Kids Club to close

Published 8:30 am Thursday, February 6, 2020

LA GRANDE — The sounds of children playing and laughing have reverberated daily from this three-story brick building at 2609 Second St. for the past 130 years.

Soon this joyful daily clamor may be an echo of the past at the Riveria Activity Center.

Kids Club, a certified child care center with education features, run at Riveria by Community Connection of Northeast Oregon, is set to close June 2. Community Connection’s board of directors has voted to discontinue it for financial reasons.

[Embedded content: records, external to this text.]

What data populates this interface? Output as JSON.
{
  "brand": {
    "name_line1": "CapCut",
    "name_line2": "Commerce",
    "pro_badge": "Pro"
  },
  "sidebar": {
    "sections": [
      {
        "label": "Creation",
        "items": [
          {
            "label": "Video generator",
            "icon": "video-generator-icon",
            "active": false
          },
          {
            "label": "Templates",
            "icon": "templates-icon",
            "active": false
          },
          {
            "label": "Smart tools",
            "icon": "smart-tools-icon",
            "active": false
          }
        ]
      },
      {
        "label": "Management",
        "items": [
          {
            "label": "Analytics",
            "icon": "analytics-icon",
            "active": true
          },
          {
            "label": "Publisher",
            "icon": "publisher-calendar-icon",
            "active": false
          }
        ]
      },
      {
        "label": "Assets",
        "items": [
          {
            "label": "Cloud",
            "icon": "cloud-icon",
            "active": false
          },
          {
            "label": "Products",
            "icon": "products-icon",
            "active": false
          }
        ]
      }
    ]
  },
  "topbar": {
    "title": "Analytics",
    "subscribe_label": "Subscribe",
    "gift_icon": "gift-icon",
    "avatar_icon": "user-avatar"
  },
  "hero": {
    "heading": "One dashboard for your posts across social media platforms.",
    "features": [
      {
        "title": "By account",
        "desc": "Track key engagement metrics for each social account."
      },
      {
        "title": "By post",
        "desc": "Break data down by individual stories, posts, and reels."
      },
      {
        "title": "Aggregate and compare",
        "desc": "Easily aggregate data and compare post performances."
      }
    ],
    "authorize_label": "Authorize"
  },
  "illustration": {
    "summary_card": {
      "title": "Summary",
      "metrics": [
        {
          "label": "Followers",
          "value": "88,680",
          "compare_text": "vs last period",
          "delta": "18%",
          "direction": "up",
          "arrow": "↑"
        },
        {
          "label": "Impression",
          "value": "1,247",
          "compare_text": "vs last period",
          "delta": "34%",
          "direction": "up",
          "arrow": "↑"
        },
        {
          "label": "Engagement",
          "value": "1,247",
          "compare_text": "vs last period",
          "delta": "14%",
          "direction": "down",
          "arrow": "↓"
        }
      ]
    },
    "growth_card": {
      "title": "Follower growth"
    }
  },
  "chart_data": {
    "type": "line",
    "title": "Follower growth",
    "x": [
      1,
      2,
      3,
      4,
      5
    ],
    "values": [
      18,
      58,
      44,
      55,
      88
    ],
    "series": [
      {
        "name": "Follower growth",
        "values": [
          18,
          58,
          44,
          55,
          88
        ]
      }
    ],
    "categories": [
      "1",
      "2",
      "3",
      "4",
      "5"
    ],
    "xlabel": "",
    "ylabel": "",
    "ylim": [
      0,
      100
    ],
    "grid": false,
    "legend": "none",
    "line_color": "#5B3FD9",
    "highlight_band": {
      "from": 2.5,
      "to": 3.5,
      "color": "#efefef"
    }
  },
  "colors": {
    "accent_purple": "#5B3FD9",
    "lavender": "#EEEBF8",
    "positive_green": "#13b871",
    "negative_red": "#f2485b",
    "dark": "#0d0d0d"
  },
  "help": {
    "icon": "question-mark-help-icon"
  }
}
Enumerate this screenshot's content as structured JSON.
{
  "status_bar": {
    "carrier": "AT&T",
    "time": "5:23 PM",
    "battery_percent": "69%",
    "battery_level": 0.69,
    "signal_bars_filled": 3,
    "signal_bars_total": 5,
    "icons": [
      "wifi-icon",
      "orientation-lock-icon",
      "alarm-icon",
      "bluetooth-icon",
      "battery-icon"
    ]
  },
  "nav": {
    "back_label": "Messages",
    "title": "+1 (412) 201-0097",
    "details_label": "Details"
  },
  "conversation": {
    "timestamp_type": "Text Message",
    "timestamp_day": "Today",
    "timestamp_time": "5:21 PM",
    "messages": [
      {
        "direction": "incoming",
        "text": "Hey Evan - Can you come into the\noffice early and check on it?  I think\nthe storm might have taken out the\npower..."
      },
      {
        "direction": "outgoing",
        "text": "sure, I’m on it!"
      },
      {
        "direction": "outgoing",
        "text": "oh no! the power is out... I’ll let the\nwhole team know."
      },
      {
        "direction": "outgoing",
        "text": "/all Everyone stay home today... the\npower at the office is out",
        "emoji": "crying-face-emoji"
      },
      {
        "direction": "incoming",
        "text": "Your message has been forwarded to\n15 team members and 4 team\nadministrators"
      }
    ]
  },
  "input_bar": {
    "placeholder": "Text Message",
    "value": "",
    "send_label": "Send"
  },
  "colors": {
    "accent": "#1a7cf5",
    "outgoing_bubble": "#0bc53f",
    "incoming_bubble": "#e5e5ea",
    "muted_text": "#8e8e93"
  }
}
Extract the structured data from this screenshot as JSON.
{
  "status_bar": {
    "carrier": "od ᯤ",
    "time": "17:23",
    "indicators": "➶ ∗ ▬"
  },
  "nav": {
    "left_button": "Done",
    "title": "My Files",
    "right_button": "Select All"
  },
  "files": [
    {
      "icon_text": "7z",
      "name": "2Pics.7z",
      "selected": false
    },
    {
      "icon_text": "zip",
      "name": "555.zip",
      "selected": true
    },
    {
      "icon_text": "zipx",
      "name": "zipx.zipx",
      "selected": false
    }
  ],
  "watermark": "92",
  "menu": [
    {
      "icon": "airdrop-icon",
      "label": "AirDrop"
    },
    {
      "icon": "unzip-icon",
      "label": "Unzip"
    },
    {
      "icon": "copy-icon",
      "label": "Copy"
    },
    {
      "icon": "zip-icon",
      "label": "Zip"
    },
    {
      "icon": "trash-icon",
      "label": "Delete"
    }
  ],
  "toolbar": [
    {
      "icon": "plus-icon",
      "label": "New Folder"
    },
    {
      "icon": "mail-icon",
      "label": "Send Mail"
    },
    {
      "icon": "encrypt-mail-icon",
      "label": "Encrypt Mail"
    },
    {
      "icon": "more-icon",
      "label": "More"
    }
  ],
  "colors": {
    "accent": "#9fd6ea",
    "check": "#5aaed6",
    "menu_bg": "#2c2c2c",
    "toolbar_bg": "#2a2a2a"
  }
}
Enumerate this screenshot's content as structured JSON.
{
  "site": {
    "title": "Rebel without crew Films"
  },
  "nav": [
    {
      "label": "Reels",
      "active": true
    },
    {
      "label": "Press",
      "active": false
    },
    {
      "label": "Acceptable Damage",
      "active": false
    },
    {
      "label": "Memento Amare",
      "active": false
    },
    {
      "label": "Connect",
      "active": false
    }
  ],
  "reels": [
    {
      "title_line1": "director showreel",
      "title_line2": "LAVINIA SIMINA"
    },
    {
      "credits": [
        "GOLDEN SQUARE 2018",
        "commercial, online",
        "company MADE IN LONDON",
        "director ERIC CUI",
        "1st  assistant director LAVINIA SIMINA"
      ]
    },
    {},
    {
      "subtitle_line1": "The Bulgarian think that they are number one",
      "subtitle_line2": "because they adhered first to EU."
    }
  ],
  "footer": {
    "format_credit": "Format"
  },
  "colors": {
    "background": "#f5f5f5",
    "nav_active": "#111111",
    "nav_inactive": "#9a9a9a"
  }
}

“It was a very difficult decision,” said Margaret Davidson, executive director of Community Connection. “We love the program. It (the closure) is sad but the money is not there.”

On the bright side, La Grande Parks and Recreation director Stu Spence said Wednesday morning the city will be looking into ways in which it might be able to meet the needs the closure of Kids Club will produce.

Community Connection started Kids Club in 1995, and it has operated at the Riveria Activity Center since 2002. Davidson said Kids Club has been running at a deficit the past three or four years, primarily because it has been unable to obtain large grants from community foundations that it once did. The Ford Family Foundation, the Collins Foundation and the Oregon Community Foundation are among the foundations that have supported Kids Club in a big way during much of its history.

Kids Club also has suffered from declining attendance in recent years.

The program served 241 individual children at its peak in the 2007-2008 fiscal year, and since then attendance has steadily dropped. Kids Club served a total of 172 individual children in 2016-17, 116 in 2017-18 and 96 in 2018-19. Kids Club has had 61 individual children attend during the fiscal year that started July 1, 2019 and runs to June 30. Few of these children were one-time drop-ins. The average child attended Kids Club about 160 hours a year, according to Community Connection statistics.

Families on average pay between $2-$3 an hour per child to attend Kids Club.  

Several circumstances may have hurt attendance, Thomas said, including La Grande School District’s switch from half day to full day kindergarten in 2015, which reduced parents need for child care. The school district in 2006 also moved all sixth graders from elementary schools to the La Grande Middle School. Once at the middle school, Thomas said, many sixth graders perceived themselves as too old to attend Kids Club.

Kids Club, which has operated year-round, is now open to children age 5 to 12 each school day from 7-8:30 a.m. and 2:30-5:30 p.m. Children play games in Riveria’s gym, get meals and snacks, participate in education activities, including painting and science, technology, engineering and math. The youth also can do homework in classrooms while receiving tutoring from Kids Club instructors.

The club’s staff includes Janine Thomas, who has been with the program for the past 16 years, the last 11 as its director.

“This is one of the greatest jobs I have had,” Thomas said. “It has been a great joy. Every day is different.”

Thomas said some children like the program so much that after they get too old for it, they come back in different capacities. One 13-year-old came back to work as a volunteer and another was hired to be a Kids Club teacher. 

Thomas said children attending Kids Club sessions in the afternoon have a lot of pent-up vigor.

“They have a lot of energy because they have been sitting behind desks all day,” she said. 

Children coming in the morning are a bit more subdued.

“They are sleepy heads,” Thomas said. 

She said it was hard to accept the news that Kids Club is closing.

“I do not want it to go away,” she said. 

Davidson said for Kids Club needs an additional $75,000 in 2020-21 to continue running past June. Davidson said the possibility of donors coming forward with that much funding is remote, but she is not giving up hope.

“I’m an optimist. I always think the glass is half full,” Davidson said.